Esat BT reported €4.9 million earnings before interest, tax, depreciation and amortisation (EBITDA) for the first quarter of 2002 yesterday, the first time it has generated positive earnings since it disposed of mobile phone subsidiary Digifone.
The firm is the first European subsidiary of British Telecommunications to become EBITDA positive. This was the target set recently by BT chief executive Mr Ben Verwaayen to be achieved by March 2003.
The State's second-biggest telecoms firm also confirmed it would write off about €400 million in goodwill in its first-quarter results to clean up its balance sheet. The write-offs, which were first signalled by Esat BT earlier this year, will take account of the fall in value of a number of acquisitions made by Esat including the telecoms and internet firms Ocean, Postgem and Labyrinth.

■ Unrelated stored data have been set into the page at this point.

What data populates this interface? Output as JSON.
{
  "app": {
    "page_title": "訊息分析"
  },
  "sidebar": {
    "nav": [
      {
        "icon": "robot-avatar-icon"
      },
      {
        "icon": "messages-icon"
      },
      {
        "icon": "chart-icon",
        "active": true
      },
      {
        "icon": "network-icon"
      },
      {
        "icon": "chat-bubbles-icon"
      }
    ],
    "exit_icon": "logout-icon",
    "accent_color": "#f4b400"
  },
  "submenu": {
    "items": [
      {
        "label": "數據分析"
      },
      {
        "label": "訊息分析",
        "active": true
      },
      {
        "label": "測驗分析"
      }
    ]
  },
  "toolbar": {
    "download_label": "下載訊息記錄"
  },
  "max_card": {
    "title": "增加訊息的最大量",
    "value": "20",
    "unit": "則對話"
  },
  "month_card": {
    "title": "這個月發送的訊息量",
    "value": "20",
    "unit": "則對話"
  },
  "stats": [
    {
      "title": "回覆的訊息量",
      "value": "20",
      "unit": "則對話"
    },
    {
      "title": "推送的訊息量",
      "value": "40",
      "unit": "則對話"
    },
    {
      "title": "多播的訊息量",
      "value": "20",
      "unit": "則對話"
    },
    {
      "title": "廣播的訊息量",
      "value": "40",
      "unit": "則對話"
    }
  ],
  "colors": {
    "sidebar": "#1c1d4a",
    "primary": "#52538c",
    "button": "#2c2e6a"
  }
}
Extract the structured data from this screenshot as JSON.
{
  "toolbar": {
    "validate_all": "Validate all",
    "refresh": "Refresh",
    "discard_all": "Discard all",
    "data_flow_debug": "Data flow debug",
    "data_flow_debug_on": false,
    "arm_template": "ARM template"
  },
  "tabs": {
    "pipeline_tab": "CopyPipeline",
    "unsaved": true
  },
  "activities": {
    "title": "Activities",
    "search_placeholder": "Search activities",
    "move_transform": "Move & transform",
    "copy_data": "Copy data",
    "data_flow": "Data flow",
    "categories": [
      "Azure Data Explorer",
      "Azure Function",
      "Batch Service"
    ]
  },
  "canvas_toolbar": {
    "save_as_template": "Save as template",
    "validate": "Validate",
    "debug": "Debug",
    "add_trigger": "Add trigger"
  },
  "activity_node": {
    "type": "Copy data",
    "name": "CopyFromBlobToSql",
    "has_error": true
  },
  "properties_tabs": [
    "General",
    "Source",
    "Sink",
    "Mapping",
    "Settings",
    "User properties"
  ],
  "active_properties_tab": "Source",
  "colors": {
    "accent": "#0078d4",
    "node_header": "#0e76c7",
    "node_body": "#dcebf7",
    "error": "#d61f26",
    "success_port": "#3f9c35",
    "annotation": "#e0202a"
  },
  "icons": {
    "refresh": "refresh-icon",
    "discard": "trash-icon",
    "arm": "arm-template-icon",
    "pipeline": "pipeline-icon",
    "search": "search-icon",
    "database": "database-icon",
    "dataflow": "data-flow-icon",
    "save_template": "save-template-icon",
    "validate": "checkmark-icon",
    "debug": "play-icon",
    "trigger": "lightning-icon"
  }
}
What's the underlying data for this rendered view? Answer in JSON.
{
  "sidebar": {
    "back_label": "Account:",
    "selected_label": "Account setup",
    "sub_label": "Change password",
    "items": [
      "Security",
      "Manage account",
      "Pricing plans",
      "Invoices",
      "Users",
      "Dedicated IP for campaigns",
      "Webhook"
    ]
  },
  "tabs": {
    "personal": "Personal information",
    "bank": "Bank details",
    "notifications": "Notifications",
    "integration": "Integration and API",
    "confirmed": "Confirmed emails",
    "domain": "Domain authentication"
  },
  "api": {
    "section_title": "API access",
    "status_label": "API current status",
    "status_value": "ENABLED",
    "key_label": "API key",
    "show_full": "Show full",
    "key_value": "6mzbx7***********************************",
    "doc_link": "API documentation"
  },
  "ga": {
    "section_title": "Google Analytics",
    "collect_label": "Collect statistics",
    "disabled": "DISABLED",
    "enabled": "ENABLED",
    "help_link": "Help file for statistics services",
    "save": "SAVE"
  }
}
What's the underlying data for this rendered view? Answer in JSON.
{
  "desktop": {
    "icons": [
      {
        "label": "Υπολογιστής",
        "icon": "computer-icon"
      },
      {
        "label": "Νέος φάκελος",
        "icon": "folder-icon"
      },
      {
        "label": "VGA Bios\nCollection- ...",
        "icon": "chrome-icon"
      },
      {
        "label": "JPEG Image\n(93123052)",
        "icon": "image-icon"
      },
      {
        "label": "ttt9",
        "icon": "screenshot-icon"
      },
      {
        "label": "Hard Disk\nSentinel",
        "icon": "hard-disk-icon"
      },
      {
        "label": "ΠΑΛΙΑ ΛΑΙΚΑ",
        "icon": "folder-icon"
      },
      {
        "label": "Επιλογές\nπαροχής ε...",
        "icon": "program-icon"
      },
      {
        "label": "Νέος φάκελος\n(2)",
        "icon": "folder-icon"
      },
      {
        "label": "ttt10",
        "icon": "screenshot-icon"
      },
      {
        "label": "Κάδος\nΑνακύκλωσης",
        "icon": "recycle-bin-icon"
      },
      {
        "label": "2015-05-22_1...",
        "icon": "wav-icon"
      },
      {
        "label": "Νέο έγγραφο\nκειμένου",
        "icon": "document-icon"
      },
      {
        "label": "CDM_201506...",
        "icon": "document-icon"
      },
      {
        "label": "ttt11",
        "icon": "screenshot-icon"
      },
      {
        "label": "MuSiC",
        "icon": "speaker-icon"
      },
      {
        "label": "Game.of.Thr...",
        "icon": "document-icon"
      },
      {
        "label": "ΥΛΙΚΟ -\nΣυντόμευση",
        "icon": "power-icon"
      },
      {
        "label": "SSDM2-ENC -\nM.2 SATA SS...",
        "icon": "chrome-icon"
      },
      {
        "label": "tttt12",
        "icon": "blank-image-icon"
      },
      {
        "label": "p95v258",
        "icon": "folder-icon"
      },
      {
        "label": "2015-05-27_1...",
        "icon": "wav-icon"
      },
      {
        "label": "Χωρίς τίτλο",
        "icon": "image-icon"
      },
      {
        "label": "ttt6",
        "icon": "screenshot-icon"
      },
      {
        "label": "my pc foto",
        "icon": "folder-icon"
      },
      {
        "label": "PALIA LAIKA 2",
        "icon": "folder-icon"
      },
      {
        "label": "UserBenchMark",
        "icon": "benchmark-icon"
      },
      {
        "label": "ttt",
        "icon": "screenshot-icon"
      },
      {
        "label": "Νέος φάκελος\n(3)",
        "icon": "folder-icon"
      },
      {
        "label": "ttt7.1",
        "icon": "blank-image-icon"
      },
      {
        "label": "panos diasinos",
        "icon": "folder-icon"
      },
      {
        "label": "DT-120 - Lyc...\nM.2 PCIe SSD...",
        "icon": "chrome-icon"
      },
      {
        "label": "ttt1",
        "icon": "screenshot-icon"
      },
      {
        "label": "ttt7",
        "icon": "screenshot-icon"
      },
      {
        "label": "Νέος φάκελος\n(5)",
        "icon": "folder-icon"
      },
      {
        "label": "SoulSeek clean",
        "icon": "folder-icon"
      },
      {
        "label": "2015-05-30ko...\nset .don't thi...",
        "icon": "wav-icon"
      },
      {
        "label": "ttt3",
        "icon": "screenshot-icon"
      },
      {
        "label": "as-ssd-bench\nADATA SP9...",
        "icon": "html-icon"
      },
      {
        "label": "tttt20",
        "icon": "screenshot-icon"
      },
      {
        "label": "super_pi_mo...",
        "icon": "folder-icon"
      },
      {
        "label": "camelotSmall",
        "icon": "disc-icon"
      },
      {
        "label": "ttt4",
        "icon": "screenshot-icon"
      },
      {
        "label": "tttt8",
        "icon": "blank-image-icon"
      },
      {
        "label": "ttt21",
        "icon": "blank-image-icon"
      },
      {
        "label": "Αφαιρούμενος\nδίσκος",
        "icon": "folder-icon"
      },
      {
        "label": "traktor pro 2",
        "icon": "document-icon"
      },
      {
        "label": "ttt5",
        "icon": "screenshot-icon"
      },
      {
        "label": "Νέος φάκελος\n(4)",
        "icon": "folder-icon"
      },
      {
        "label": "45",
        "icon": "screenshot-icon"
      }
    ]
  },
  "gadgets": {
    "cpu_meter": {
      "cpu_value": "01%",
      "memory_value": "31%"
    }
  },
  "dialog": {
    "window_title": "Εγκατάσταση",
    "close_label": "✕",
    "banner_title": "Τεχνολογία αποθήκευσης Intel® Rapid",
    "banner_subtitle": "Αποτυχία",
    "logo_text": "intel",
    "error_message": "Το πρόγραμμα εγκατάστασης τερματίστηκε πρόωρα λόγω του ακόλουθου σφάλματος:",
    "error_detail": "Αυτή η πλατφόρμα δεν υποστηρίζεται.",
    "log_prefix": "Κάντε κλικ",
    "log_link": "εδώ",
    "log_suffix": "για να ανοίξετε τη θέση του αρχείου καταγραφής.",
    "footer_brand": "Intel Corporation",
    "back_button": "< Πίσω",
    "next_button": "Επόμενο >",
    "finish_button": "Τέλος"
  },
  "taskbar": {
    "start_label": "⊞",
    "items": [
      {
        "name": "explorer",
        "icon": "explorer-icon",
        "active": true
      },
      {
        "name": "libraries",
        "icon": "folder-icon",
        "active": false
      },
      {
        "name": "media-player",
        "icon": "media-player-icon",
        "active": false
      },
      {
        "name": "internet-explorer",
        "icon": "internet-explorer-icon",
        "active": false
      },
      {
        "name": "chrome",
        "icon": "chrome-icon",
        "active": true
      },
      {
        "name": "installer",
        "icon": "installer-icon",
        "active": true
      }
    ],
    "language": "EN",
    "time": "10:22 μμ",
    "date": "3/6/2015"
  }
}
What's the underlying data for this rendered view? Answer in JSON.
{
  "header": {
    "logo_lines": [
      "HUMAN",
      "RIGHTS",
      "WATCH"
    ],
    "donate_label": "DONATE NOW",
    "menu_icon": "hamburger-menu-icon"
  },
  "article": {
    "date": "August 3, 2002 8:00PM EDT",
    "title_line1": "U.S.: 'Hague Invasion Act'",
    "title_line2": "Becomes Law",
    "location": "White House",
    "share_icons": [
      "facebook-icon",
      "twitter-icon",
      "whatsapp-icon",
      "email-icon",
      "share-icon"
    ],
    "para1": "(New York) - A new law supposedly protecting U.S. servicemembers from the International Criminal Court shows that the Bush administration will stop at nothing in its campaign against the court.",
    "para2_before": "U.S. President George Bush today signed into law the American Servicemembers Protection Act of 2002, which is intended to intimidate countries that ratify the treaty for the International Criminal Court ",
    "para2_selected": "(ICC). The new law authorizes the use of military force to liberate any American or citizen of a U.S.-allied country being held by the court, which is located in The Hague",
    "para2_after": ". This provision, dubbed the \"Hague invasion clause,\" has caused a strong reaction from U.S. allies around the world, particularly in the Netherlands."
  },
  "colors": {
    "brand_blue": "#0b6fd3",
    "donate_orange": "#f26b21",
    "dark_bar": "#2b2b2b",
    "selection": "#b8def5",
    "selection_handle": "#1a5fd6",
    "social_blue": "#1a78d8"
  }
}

Esat BT results show it made €4.9 million EBITDA in the quarter to end-June 2002, compared with a loss of €11.1 million in the same period a year ago.
The firm generated revenues of €65.3 million during the quarter, a slight decline on the same period last year when Esat made €66.6 million. The results also show Esat BT cut its operating expenditure by almost €6 million over the past quarter, down to €23.2 million in June 2002 from €29.1 million in March 2002. During the quarter to June last year, operating expenses were €31.6 million.
Mr Bill Murphy, Esat BT's chief executive, said the results were a good start and would improve further. He said the firm had signed a contract with the Government and was winning customers due to the fallout from WorldCom.